BANGALORE, India — Adam Osborne, who launched the world's first portable computer in a suitcase well ahead of IBM and other PC makers, died March 18 in the south Indian hill station of Kodaikanal after a long illness.

Unknown and unsung despite his high profile in the early 1980s, it took a week for news of Osborne's death to reach the outside world.

Osborne, who returned to India in 1991 from the United States after a series of minor strokes died in his sleep, according to Katya Douglas, his sister. He was 64. He had long been suffering from "organic brain syndrome."

Osborne entered the limelight in 1981 when he launched the Osborne 1, a personal computer in a suitcase weighing about 10 kilos (22 lbs.), at the West Coast Computer Fair. Priced at $1,795, it was based on the Zilog z80 processor with 64 Kbits of RAM, two 5.25 inch internal floppy drives, a 5-inch monitor and no hard disk. It included free bundled software such as a spreadsheet and was based on the pre-DOS CP/M operating system.

The Osborne 1 was meant to take on Apple Computer at half the price. Its success proved that it worked.

Osborne became one of the computer industry's earliest millionaires, and his quick rise to fame and fortune presaged the successes of the dot.com millionaires of the 1990s.

The Osborne 1 sold 10,000 units a month after two years and sales reached nearly $69 million. But a mix of marketing naivete and the arrival of other computer manufacturers ended Osborne's meteoric rise. He disappeared from the headlines as quickly as he had appeared.
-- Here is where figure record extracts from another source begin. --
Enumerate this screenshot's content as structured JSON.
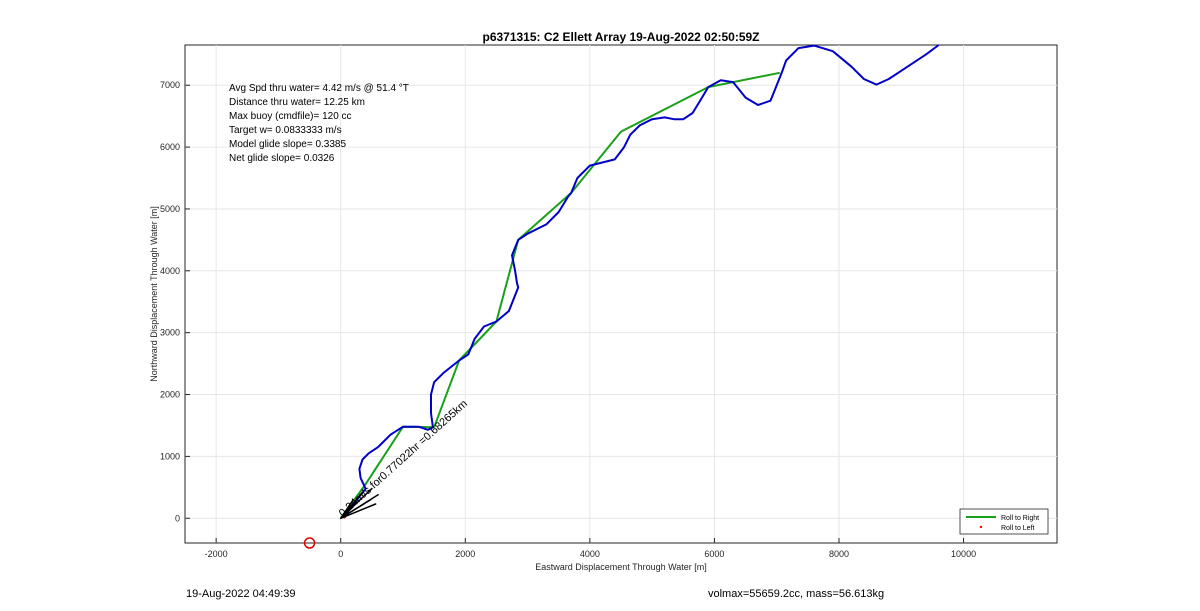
{
  "chart_data": {
    "type": "line",
    "title": "p6371315: C2 Ellett Array 19-Aug-2022 02:50:59Z",
    "xlabel": "Eastward Displacement Through Water [m]",
    "ylabel": "Northward Displacement Through Water [m]",
    "xlim": [
      -2500,
      11500
    ],
    "ylim": [
      -400,
      7650
    ],
    "xticks": [
      -2000,
      0,
      2000,
      4000,
      6000,
      8000,
      10000
    ],
    "yticks": [
      0,
      1000,
      2000,
      3000,
      4000,
      5000,
      6000,
      7000
    ],
    "grid": true,
    "legend_position": "bottom-right",
    "stats": [
      "Avg Spd thru water=  4.42 m/s @  51.4 °T",
      "Distance thru water= 12.25 km",
      "Max buoy (cmdfile)= 120 cc",
      "Target w= 0.0833333 m/s",
      "Model glide slope= 0.3385",
      "Net glide slope= 0.0326"
    ],
    "annotation": "0.24m/s for0.77022hr =0.68265km",
    "annotation_angle_deg": -42,
    "series": [
      {
        "name": "Roll to Right",
        "color": "#1aa01a",
        "points": [
          [
            0,
            0
          ],
          [
            400,
            550
          ],
          [
            1000,
            1480
          ],
          [
            1500,
            1470
          ],
          [
            1900,
            2550
          ],
          [
            2500,
            3180
          ],
          [
            2850,
            4500
          ],
          [
            3700,
            5260
          ],
          [
            4500,
            6250
          ],
          [
            5900,
            6970
          ],
          [
            7050,
            7200
          ]
        ]
      },
      {
        "name": "Roll to Left",
        "color": "#ff0000",
        "points": [
          [
            60,
            20
          ]
        ]
      },
      {
        "color": "#0000c8",
        "points": [
          [
            100,
            80
          ],
          [
            300,
            350
          ],
          [
            400,
            480
          ],
          [
            320,
            650
          ],
          [
            300,
            800
          ],
          [
            350,
            950
          ],
          [
            450,
            1050
          ],
          [
            600,
            1150
          ],
          [
            800,
            1350
          ],
          [
            1000,
            1480
          ],
          [
            1250,
            1480
          ],
          [
            1400,
            1430
          ],
          [
            1480,
            1470
          ],
          [
            1450,
            1700
          ],
          [
            1450,
            2000
          ],
          [
            1500,
            2200
          ],
          [
            1650,
            2350
          ],
          [
            1900,
            2550
          ],
          [
            2050,
            2650
          ],
          [
            2150,
            2900
          ],
          [
            2300,
            3100
          ],
          [
            2500,
            3180
          ],
          [
            2700,
            3350
          ],
          [
            2850,
            3730
          ],
          [
            2830,
            3800
          ],
          [
            2800,
            4000
          ],
          [
            2750,
            4250
          ],
          [
            2850,
            4500
          ],
          [
            3000,
            4600
          ],
          [
            3300,
            4750
          ],
          [
            3500,
            4950
          ],
          [
            3650,
            5200
          ],
          [
            3700,
            5260
          ],
          [
            3800,
            5500
          ],
          [
            4000,
            5700
          ],
          [
            4200,
            5750
          ],
          [
            4400,
            5800
          ],
          [
            4550,
            6000
          ],
          [
            4650,
            6200
          ],
          [
            4800,
            6350
          ],
          [
            5000,
            6450
          ],
          [
            5200,
            6480
          ],
          [
            5350,
            6450
          ],
          [
            5500,
            6450
          ],
          [
            5650,
            6550
          ],
          [
            5800,
            6800
          ],
          [
            5900,
            6970
          ],
          [
            6100,
            7080
          ],
          [
            6300,
            7050
          ],
          [
            6500,
            6800
          ],
          [
            6700,
            6680
          ],
          [
            6900,
            6750
          ],
          [
            7000,
            7000
          ],
          [
            7080,
            7200
          ],
          [
            7150,
            7400
          ],
          [
            7350,
            7600
          ],
          [
            7600,
            7640
          ],
          [
            7900,
            7550
          ],
          [
            8200,
            7300
          ],
          [
            8400,
            7100
          ],
          [
            8600,
            7010
          ],
          [
            8800,
            7100
          ],
          [
            9100,
            7300
          ],
          [
            9400,
            7500
          ],
          [
            9600,
            7650
          ]
        ]
      },
      {
        "color": "#000000",
        "points": [
          [
            0,
            0
          ],
          [
            500,
            480
          ],
          [
            0,
            0
          ],
          [
            600,
            380
          ],
          [
            0,
            0
          ],
          [
            480,
            300
          ],
          [
            0,
            0
          ],
          [
            350,
            420
          ],
          [
            0,
            0
          ],
          [
            560,
            230
          ],
          [
            0,
            0
          ],
          [
            200,
            300
          ]
        ]
      }
    ],
    "marker_circle": {
      "x": -500,
      "y": -400,
      "color": "#dd0000"
    }
  },
  "footer": {
    "left": "19-Aug-2022 04:49:39",
    "right": "volmax=55659.2cc, mass=56.613kg"
  }
}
Just when the Osborne 1 reach the peak of its popularity, Osborne announced that a new and improved machine called "Vixen" was in the works. The new machine had just been conceived, and potential customers put off purchases of the Osborne 1, preferring to wait for the new machine. Meanwhile, IBM launched its new PCs and sales of Osborne's machines all but stopped.

Osborne Computer Corp. filed for bankruptcy in 1983. The PC pioneer was quoted as saying at the time that his announcement of a new machine was "a big mistake."

Osborne later launched Paperback Software, but one of his spreadsheet programs became the target of a lawsuit by Lotus Corp., which alleged it resembled Lotus' 1-2-3 spreadsheet. Lotus won the suit, and Osborne left Paperback Ventures to return to India.

Though he did try to nurture a few entrepreneurs here, Osborne largely disappeared from public view. It was not well-known that he had returned to India. Had it been known, he would have been considered by many Indians as a national treasure.

Osborne was born in Thailand to a British father and Polish mother who later moved to a home in south India. It was from here that Osborne went to the United Kingdom to study. From there he moved to the United States, where he lived in California for many years, beginning his career as a technical writer and eventually launching a publishing firm.

Osborne came to believe that computers needed to be portable if they were to gain wide acceptance. It was that conviction that created the Osborne 1.